A comunidade científica mundial desenvolveu 167 vacinas experimentais diferentes contra a covid-19 e 28 delas já estão sendo testadas em humanos, segundo o registro da Organização Mundial da Saúde. Os países mais adiantados nessa corrida são Reino Unido, China, EUA e Alemanha, segundo a lista oficial da OMS, na qual a Rússia aparece longe dos primeiros lugares, apesar de ter anunciado nesta terça a aprovação de uma vacina.

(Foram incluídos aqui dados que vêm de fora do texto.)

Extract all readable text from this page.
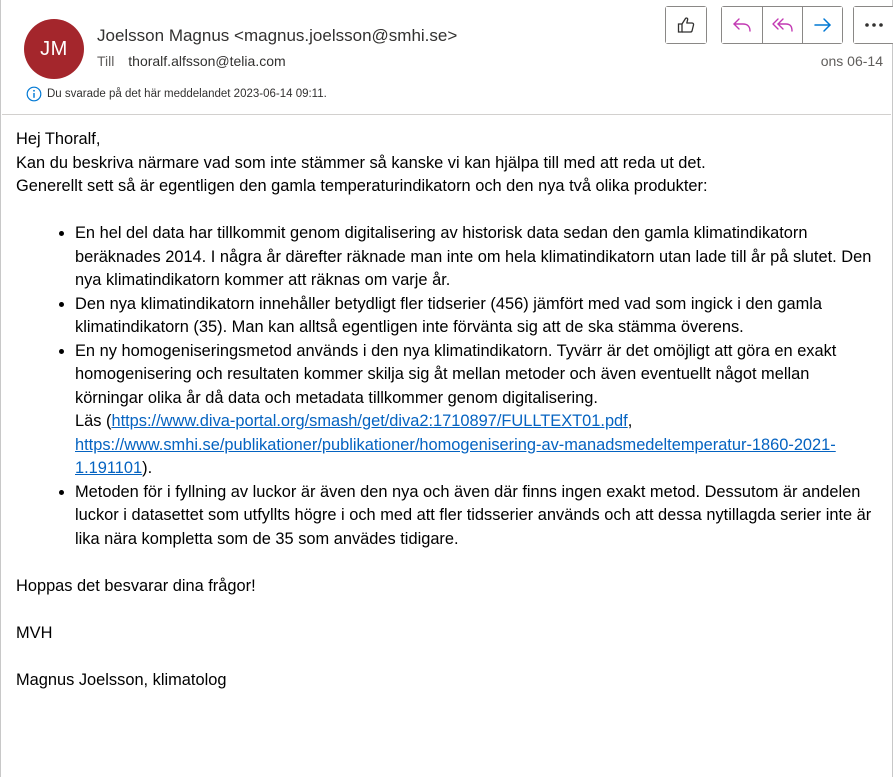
JM
Joelsson Magnus <magnus.joelsson@smhi.se>
Till thoralf.alfsson@telia.com	ons 06-14
Du svarade på det här meddelandet 2023-06-14 09:11.

Hej Thoralf,

Kan du beskriva närmare vad som inte stämmer så kanske vi kan hjälpa till med att reda ut det.

Generellt sett så är egentligen den gamla temperaturindikatorn och den nya två olika produkter:

• En hel del data har tillkommit genom digitalisering av historisk data sedan den gamla klimatindikatorn beräknades 2014. I några år därefter räknade man inte om hela klimatindikatorn utan lade till år på slutet. Den nya klimatindikatorn kommer att räknas om varje år.
• Den nya klimatindikatorn innehåller betydligt fler tidserier (456) jämfört med vad som ingick i den gamla klimatindikatorn (35). Man kan alltså egentligen inte förvänta sig att de ska stämma överens.
• En ny homogeniseringsmetod används i den nya klimatindikatorn. Tyvärr är det omöjligt att göra en exakt homogenisering och resultaten kommer skilja sig åt mellan metoder och även eventuellt något mellan körningar olika år då data och metadata tillkommer genom digitalisering.
Läs (https://www.diva-portal.org/smash/get/diva2:1710897/FULLTEXT01.pdf,
https://www.smhi.se/publikationer/publikationer/homogenisering-av-manadsmedeltemperatur-1860-2021-1.191101).
• Metoden för i fyllning av luckor är även den nya och även där finns ingen exakt metod. Dessutom är andelen luckor i datasettet som utfyllts högre i och med att fler tidsserier används och att dessa nytillagda serier inte är lika nära kompletta som de 35 som anvädes tidigare.

Hoppas det besvarar dina frågor!

MVH

Magnus Joelsson, klimatolog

Por quais fases uma vacina deve passar?
O desenvolvimento de uma vacina costuma levar 10 anos, embora o recorde no século XXI seja da farmacêutica americana MSD, cuja injeção contra o ebola só precisou de cinco anos desde o início dos testes em humanos, em 2014, até sua autorização, em 2019. As vacinas experimentais são desenvolvidas em culturas de células humanas e em animais de laboratório, mas depois devem demonstrar que são seguras e eficazes nos testes em pessoas. O primeiro ensaio em humanos, denominado fase 1, inclui dezenas de voluntários saudáveis e serve para descartar o risco de efeitos graves. Na fase 2, já com centenas de pessoas, os cientistas monitoram os efeitos adversos, analisam as defesas geradas (glóbulos brancos e anticorpos) e calculam a dose adequada. Só a fase 3, com dezenas de milhares de participantes, pode demonstrar que a vacina é realmente segura e eficaz.
Por que o anúncio da Rússia provoca receio?
A Rússia anunciou nesta terça-feira que já aprovou uma vacina contra a covid-19, mas o registro da OMS, atualizado na segunda-feira, ainda considera que essa injeção experimental está na fase 1. As autoridades russas garantem que ela já superou a fase 2. O médico Scott Gottlieb, que chefiou até 2019 a agência reguladora de medicamentos nos EUA, afirmou nesta terça ao canal de televisão CNBC que não tomaria a vacina russa. O virologista Florian Krammer, do Hospital Mount Sinai, em Nova York, também foi enfático em sua conta no Twitter: “Não tenho certeza sobre o que a Rússia está fazendo, mas eu não tomaria de forma nenhuma uma vacina que não foi testada na fase 3. Ninguém sabe se é segura nem se funciona. Estão colocando em risco os profissionais de saúde e sua população”. O presidente russo, Vladimir Putin, já havia anunciado em 2016 uma suposta vacina russa contra o ebola.
Quais são as vacinas experimentais mais avançadas?
Das 28 vacinas experimentais que estão sendo testadas em humanos, 6 já entraram na fase 3. A mais avançada de todas, desenvolvida pela Universidade de Oxford, utiliza uma versão enfraquecida de adenovírus do resfriado comum dos chimpanzés, modificada para incluir material genético do novo coronavírus. A vacina experimental de Oxford gera defesas sem causar efeitos colaterais graves, segundo os resultados dos primeiros ensaios em mil voluntários no Reino Unido. Outro dos protótipos mais promissores é o da empresa americana Moderna e dos Institutos Nacionais da Saúde (NIH) dos EUA, que no final de julho iniciaram um ensaio da fase 3 com 30.000 participantes. A vacina da Moderna e dos NIH é uma receita escrita em uma linguagem genética, o RNA, com instruções para que as células humanas fabriquem apenas uma parte do coronavírus: suas espículas, as protuberâncias que lhe dão sua característica forma de clava medieval. Essas proteínas alheias treinam o corpo humano sem risco de causar a covid-19. Um consórcio formado pela alemã BioNTech, pela americana Pfizer e pela chinesa Fosun Pharma também está testando uma vacina de RNA semelhante em um ensaio de fase 3. E a China tem outras três vacinas na reta final, baseadas em coronavírus inativados.